GM Chooses a Woman to Lead It:

What’s Good for GM is Good for America

By Shlomo  Maital

             Barra

Mary Barra

  Just hours ago,  General Motors chose its new CEO, to replace retiring Dan Akerson.  Akerson’s wife is battling cancer and Akerson chose nobly to resign, to join her in her battle. 

     The new CEO is Mary Barra and she joins a handful of women who are now leading top global firms:  Xerox, Yahoo, HP and IBM.   Barra’s style is friendly and low-key.  She previously served as VP.    Barra is an engineer, and at long last, finally places a ‘car person’ and engineer at the head of GM, instead of bean-counting financial experts who loved balance sheets more than Pontiacs (a brand that, alas, was killed by such bean-counters).  She understands a simple principle that GM assembly line workers (her father was one) have known for years:  GM will succeed by building great cars, not by managing costs.

    Margaret Thatcher once said famously, “if you want something said, ask a man. If you want something done, ask a woman.”  GM has done just that.

   After Obama and the US Treasury bailed out GM, a highly controversial decision, GM has emerged from bankruptcy.   According to an analyst,  “The bankruptcy transformed the balance sheet, but the transformation of the company is still a work in progress …..only time will tell whether Barra, who has spent her entire career at GM, is the change agent as touted by Akerson.”

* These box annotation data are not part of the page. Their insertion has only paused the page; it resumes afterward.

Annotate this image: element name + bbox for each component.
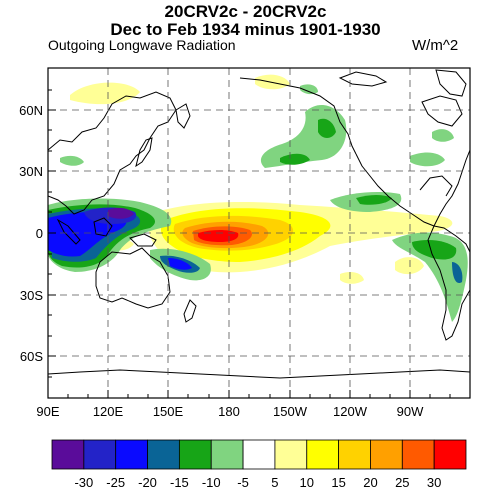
colorbar-swatch [433, 439, 467, 470]
negative-anomaly-indian-ocean-min [108, 207, 134, 219]
colorbar-swatch [178, 439, 212, 470]
positive-anomaly-south-america [395, 257, 424, 275]
colorbar-label: 10 [300, 475, 314, 490]
colorbar-label: -30 [74, 475, 93, 490]
positive-anomaly-bering [255, 74, 290, 90]
positive-anomaly-se-pacific [340, 272, 364, 284]
lon-label-180: 180 [218, 404, 240, 419]
colorbar-swatch [370, 439, 403, 470]
positive-anomaly-central-pacific-max [198, 230, 239, 242]
colorbar-swatch [210, 439, 244, 470]
north-america-east-coastline [433, 149, 470, 227]
new-guinea-coastline [129, 233, 157, 247]
hudson-bay-coastline [421, 95, 463, 127]
antarctica-coastline [48, 369, 470, 379]
australia-coastline [95, 247, 171, 309]
colorbar-label: 30 [427, 475, 441, 490]
negative-anomaly-hudson [432, 129, 454, 142]
title-line-2: Dec to Feb 1934 minus 1901-1930 [110, 20, 381, 39]
units-label: W/m^2 [412, 37, 459, 54]
lat-label-60n: 60N [19, 103, 43, 118]
negative-anomaly-siberia [300, 84, 318, 95]
lon-label-120e: 120E [93, 404, 124, 419]
colorbar [51, 439, 467, 470]
positive-anomaly-north-pacific [70, 82, 140, 105]
colorbar-swatch [242, 439, 276, 470]
negative-anomaly-north-china [60, 155, 84, 166]
colorbar-swatch [51, 439, 85, 470]
colorbar-label: -25 [106, 475, 125, 490]
coastlines [48, 69, 470, 379]
asia-coastline [48, 91, 177, 215]
arctic-islands-coastline [338, 71, 388, 87]
variable-label: Outgoing Longwave Radiation [48, 37, 236, 53]
lat-label-30s: 30S [20, 288, 43, 303]
borneo-coastline [93, 217, 113, 237]
lon-ticks [67, 390, 451, 398]
colorbar-swatch [338, 439, 371, 470]
sumatra-coastline [56, 218, 81, 245]
colorbar-label: 25 [395, 475, 409, 490]
negative-anomaly-south-america-blue [452, 262, 463, 284]
colorbar-label: -10 [202, 475, 221, 490]
south-america-coastline [427, 225, 470, 341]
negative-anomaly-northeast-pacific-green [356, 195, 392, 205]
new-zealand-coastline [183, 299, 197, 323]
lat-label-equator: 0 [36, 226, 43, 241]
lat-label-30n: 30N [19, 164, 43, 179]
title-line-1: 20CRV2c - 20CRV2c [164, 2, 327, 21]
negative-anomaly-coral-sea-blue [168, 258, 192, 270]
colorbar-swatch [401, 439, 435, 470]
lon-label-90w: 90W [397, 404, 424, 419]
colorbar-label: 15 [331, 475, 345, 490]
colorbar-swatch [83, 439, 117, 470]
graticule [48, 68, 470, 398]
lon-label-90e: 90E [36, 404, 59, 419]
colorbar-label: -5 [237, 475, 249, 490]
negative-anomaly-gulf-alaska-green [318, 118, 336, 138]
lat-ticks [48, 89, 56, 378]
colorbar-swatch [274, 439, 308, 470]
colorbar-swatch [147, 439, 180, 470]
lon-label-150w: 150W [273, 404, 308, 419]
lat-label-60s: 60S [20, 349, 43, 364]
negative-anomaly-gulf-mexico [410, 152, 445, 167]
colorbar-label: 5 [271, 475, 278, 490]
north-america-west-coastline [355, 153, 435, 227]
lon-label-150e: 150E [153, 404, 184, 419]
lon-label-120w: 120W [333, 404, 368, 419]
anomaly-field [48, 74, 468, 322]
colorbar-label: 20 [363, 475, 377, 490]
colorbar-swatch [306, 439, 340, 470]
colorbar-swatch [115, 439, 148, 470]
colorbar-labels: -30 -25 -20 -15 -10 -5 5 10 15 20 25 30 [74, 475, 441, 490]
kamchatka-coastline [175, 103, 191, 129]
colorbar-label: -20 [138, 475, 157, 490]
japan-coastline [135, 137, 153, 168]
greenland-coastline [435, 69, 467, 97]
negative-anomaly-south-america-green [412, 240, 457, 260]
negative-anomaly-gulf-alaska-green-2 [280, 153, 310, 165]
colorbar-label: -15 [170, 475, 189, 490]
gulf-mexico-coastline [419, 175, 453, 197]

   Barra’s specialty is product development and she reorganized GM’s chaotic global car development process.  She now has to stop the bleeding in GM’s Europe division, restore competitiveness for GM in China (Buick has lots leadership to VW there)  and above all, create beautiful reliable sexy cars for people who love cars. 

     Alfred Sloan created GM by stitching together small independent car companies: Cadillac, Chevrolet, Buick, Oldsmobile, Pontiac, and keeping them lean, flexible and competitive (even with one another). GM lost that culture.  Can Mary Barra restore it?  Let’s hope. A lot of jobs depend on it. 

    Barra is only 51, and some feel she lacks experience to run a huge sprawling troubled company like GM.   I strongly disagree.   The old-age pensioners who’ve been running GM have not been outstanding.  Let’s give youth, and women, and engineers, a chance; Barra has those three qualities. 

    This could work for the US Presidency.  Remember Hillary?  Could she have done a lot better than the bumbling Barack?    Sometimes,  indeed, what’s good for GM really is good for America.